Figure 2.44 shows the two possible locations for the resource OU.

Figure 2.44   Resource OU Placement in a Domain

Resource OU Placement in a Domain

The resource OU can be located under the domain root or as a child OU of the corresponding account OU in the OU administrative hierarchy. If the domain spans across different countries or regions, or the domain owner is responsible for a large number of OUs, Windows NT 4.0 resource domain owners might prefer to control resource OUs that are subordinate to account OUs, to ensure that they have direct access to support from the account OU owner. Resource OUs do not have any standard child OUs. Computers and groups are placed directly in the resource OU.

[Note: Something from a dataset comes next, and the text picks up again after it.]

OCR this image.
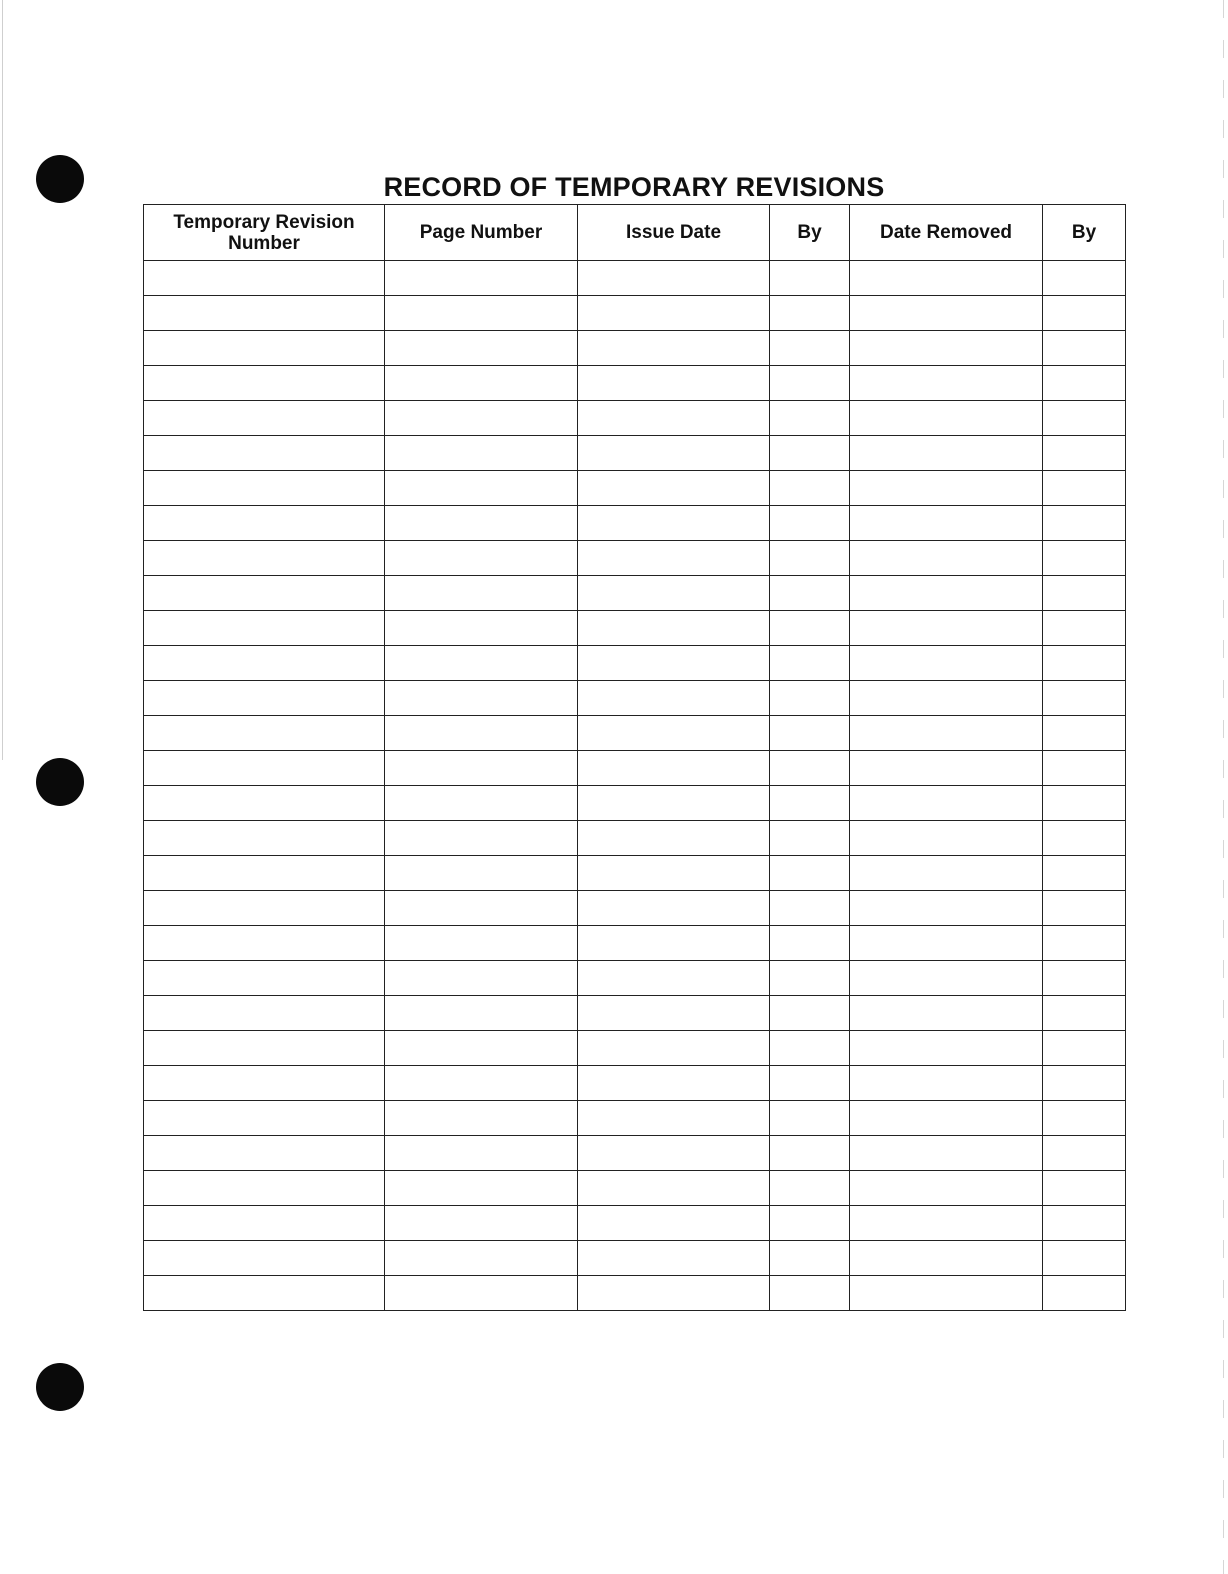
RECORD OF TEMPORARY REVISIONS
Temporary Revision Number	Page Number	Issue Date	By	Date Removed	By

The resource OU owner owns the objects within the OU, but does not own the OU container itself. Resource OU owners manage only computer and group objects; they cannot create other classes of objects within the OU, and they cannot create child OUs.


  • The creator or owner of an object has the ability to set the ACL on the object, regardless of the permissions that are inherited from the parent container. If a resource OU owner can reset the ACL on an OU, he or she can create any class of object in the OU, including users. For this reason, resource OU owners are not permitted to create OUs.

For each resource OU in the domain, create a global group to represent the data administrators who are responsible for managing the contents of the OU. This group has full control over the group and computer objects in the OU, but not over the OU container itself.

Figure 2.45 shows the administrative group design for a resource OU. The res_ou_OU_admin group manages its own membership and is located in the resource OU.

Figure 2.45   Resource OU Administrative Group Design

Resource OU Administrative Group Design

Placing the computer accounts into a resource OU gives the OU owner control over the account objects but does not make the OU owner an administrator of the computers. In an Active Directory domain, the Domain Admins group is, by default, placed in the local Administrators group on all computers. This means that service administrators have control over those computers. If resource OU owners require administrative control over the computers in their OU, the forest owner can apply a Restricted Groups Group Policy to make the resource OU owner a member of the Administrators group on the computers in that OU.